Sand is used to make glass, electronics, and aeronautics—but by far its biggest use is in construction. That’s because sand is an essential ingredient in the production of concrete. As cities grow larger and taller—think Dubai, Shanghai, and Mumbai—they use increasing amounts of sand to build skyscrapers, sidewalks, and all the other infrastructure that supports growth.

U.S. Geological Survey figures suggest sand and gravel use in construction alone accounts for about 30 billion tons a year globally. Combined with the sand and gravel used for land reclamation, embankments, concrete roadways, and industry, a conservative estimate for total annual consumption is around 44 billion tons.

According to the USGS, China, India, Brazil, the U.S., and Turkey are the world’s biggest concrete producers, with China and India together accounting for two-thirds of total production. But when it comes to sand consumption, there’s no contest: China gobbles the most by far as its megacities expand. In the past 20 years, cement demand in China has increased by an astronomical 437 percent compared to about 58 percent in the rest of the world, according to the United Nations Environment Program.

There seems to be plenty of sand in the world's deserts. Can't we use that? Not really. Desert sand is eroded predominantly by wind rather than water, and as a result it's too fine to be used in most construction materials. Until recently, most construction sand was mined from riverbanks and quarries.
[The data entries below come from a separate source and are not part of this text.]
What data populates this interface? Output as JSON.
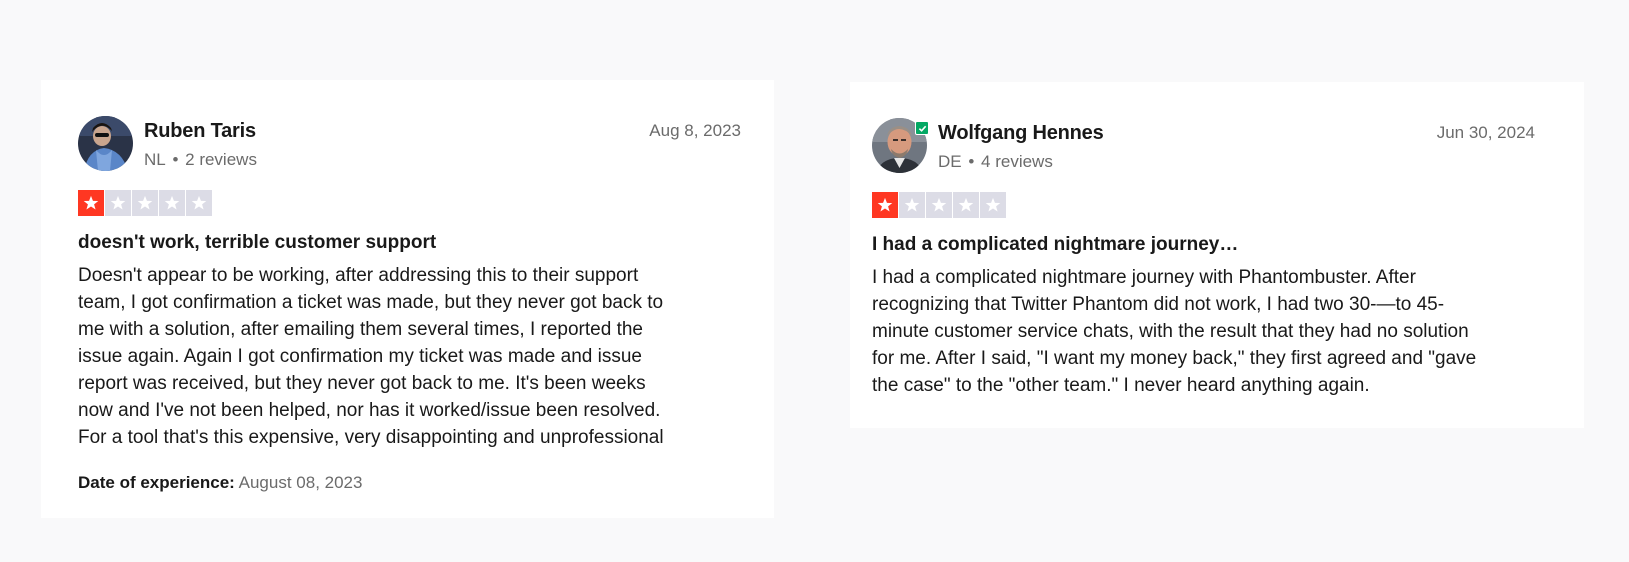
{
  "reviews": [
    {
      "name": "Ruben Taris",
      "country": "NL",
      "reviews_count": "2 reviews",
      "date": "Aug 8, 2023",
      "rating": 1,
      "rating_max": 5,
      "title": "doesn't work, terrible customer support",
      "body": "Doesn't appear to be working, after addressing this to their support\nteam, I got confirmation a ticket was made, but they never got back to\nme with a solution, after emailing them several times, I reported the\nissue again. Again I got confirmation my ticket was made and issue\nreport was received, but they never got back to me. It's been weeks\nnow and I've not been helped, nor has it worked/issue been resolved.\nFor a tool that's this expensive, very disappointing and unprofessional",
      "experience_label": "Date of experience:",
      "experience_date": "August 08, 2023"
    },
    {
      "name": "Wolfgang Hennes",
      "country": "DE",
      "reviews_count": "4 reviews",
      "date": "Jun 30, 2024",
      "rating": 1,
      "rating_max": 5,
      "verified": true,
      "title": "I had a complicated nightmare journey…",
      "body": "I had a complicated nightmare journey with Phantombuster. After\nrecognizing that Twitter Phantom did not work, I had two 30-—to 45-\nminute customer service chats, with the result that they had no solution\nfor me. After I said, \"I want my money back,\" they first agreed and \"gave\nthe case\" to the \"other team.\" I never heard anything again."
    }
  ],
  "colors": {
    "star_on": "#ff3722",
    "star_off": "#dcdce6",
    "verified": "#04a864",
    "background": "#f9f9fa",
    "card": "#ffffff"
  },
  "icons": {
    "star": "star-icon",
    "verified": "checkmark-icon"
  }
}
But with the dramatic increase in demand, marine and beach sand mining are increasingly common.

No matter where it occurs, sand mining has a tremendous impact on the environment. It causes flooding, leads to biodiversity and land loss, damages infrastructure like bridges and embankments, pollutes rivers and groundwater, and destroys beaches. Greenhouse gas emissions associated with sand extraction and transport take a significant toll as well. 
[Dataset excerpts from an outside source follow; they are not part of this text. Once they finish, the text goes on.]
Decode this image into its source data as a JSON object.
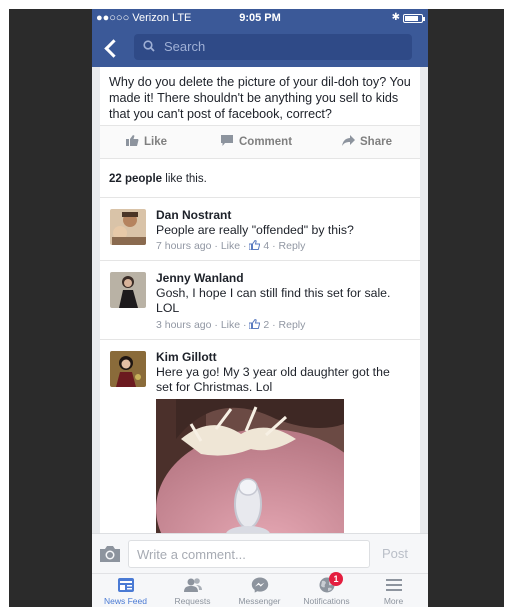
{
  "status_bar": {
    "carrier": "●●○○○ Verizon  LTE",
    "time": "9:05 PM"
  },
  "nav": {
    "search_placeholder": "Search"
  },
  "post": {
    "text": "Why do you delete the picture of your dil-doh toy? You made it! There shouldn't be anything you sell to kids that you can't post of facebook, correct?",
    "actions": {
      "like": "Like",
      "comment": "Comment",
      "share": "Share"
    },
    "likes": {
      "count": "22 people",
      "suffix": " like this."
    }
  },
  "comments": [
    {
      "name": "Dan Nostrant",
      "text": "People are really \"offended\" by this?",
      "time": "7 hours ago",
      "like": "Like",
      "like_count": "4",
      "reply": "Reply"
    },
    {
      "name": "Jenny Wanland",
      "text": "Gosh, I hope I can still find this set for sale. LOL",
      "time": "3 hours ago",
      "like": "Like",
      "like_count": "2",
      "reply": "Reply"
    },
    {
      "name": "Kim Gillott",
      "text": "Here ya go!  My 3 year old daughter got the set for Christmas.  Lol"
    }
  ],
  "composer": {
    "placeholder": "Write a comment...",
    "post_label": "Post"
  },
  "tabs": [
    {
      "label": "News Feed",
      "icon": "news-feed-icon",
      "active": true
    },
    {
      "label": "Requests",
      "icon": "friend-requests-icon"
    },
    {
      "label": "Messenger",
      "icon": "messenger-icon"
    },
    {
      "label": "Notifications",
      "icon": "globe-icon",
      "badge": "1"
    },
    {
      "label": "More",
      "icon": "menu-icon"
    }
  ],
  "colors": {
    "brand": "#3b5998",
    "active_tab": "#4a7ad4",
    "badge": "#e41e3f"
  }
}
As sea levels rise and development eats away at beaches, the impact of coastal and marine sand mining will intensify. River mining has already led to the destruction of entire ecosystems. Governments are responding with stronger regulations to monitor and control sand extraction in areas where it is likely to lead to costly environmental or infrastructure consequences.

But poorly enforced regulations in developing countries—particularly in parts of Africa and Asia—have created unintended consequences: a thriving black market in illegal sand mining, and sand mafias that exert control through threats, bribes, and violence. Yes, there are sand mafias. Some criminal syndicates deal sand now.  
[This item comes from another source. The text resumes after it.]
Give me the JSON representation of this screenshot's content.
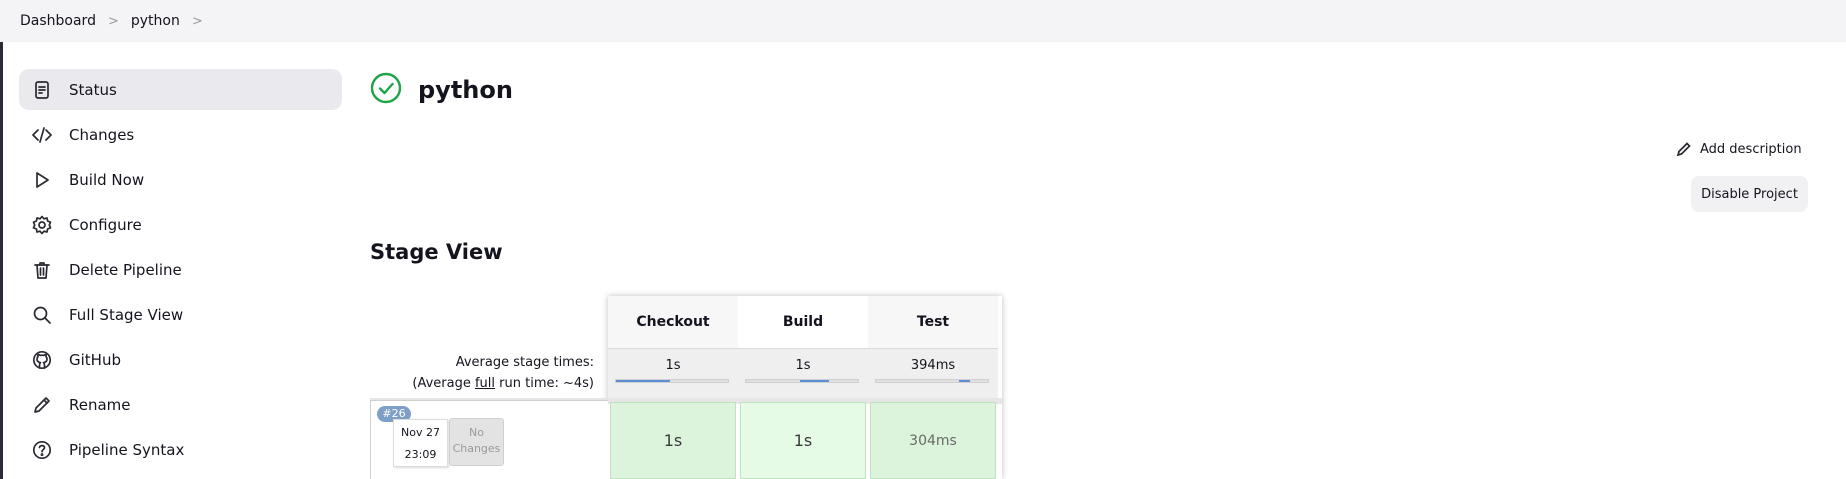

So far, no one has come up with a single replacement for natural sand that can keep pace with demand. But together, the alternatives may have some impact. Recycling concrete, quarry dust, and even glass bottles can help reduce demand. Replacing concrete with sustainable materials like straw and recycled materials in home and road construction is another partial solution.

Researchers are also developing natural sand alternatives. A team of engineers based in the UK are trying out a new concrete formula in India that replaces some sand with tiny plastic particles. And breakthroughs in self-healing bioconcretes are helping to extend the life of structures that would require a lot more sand to rebuild.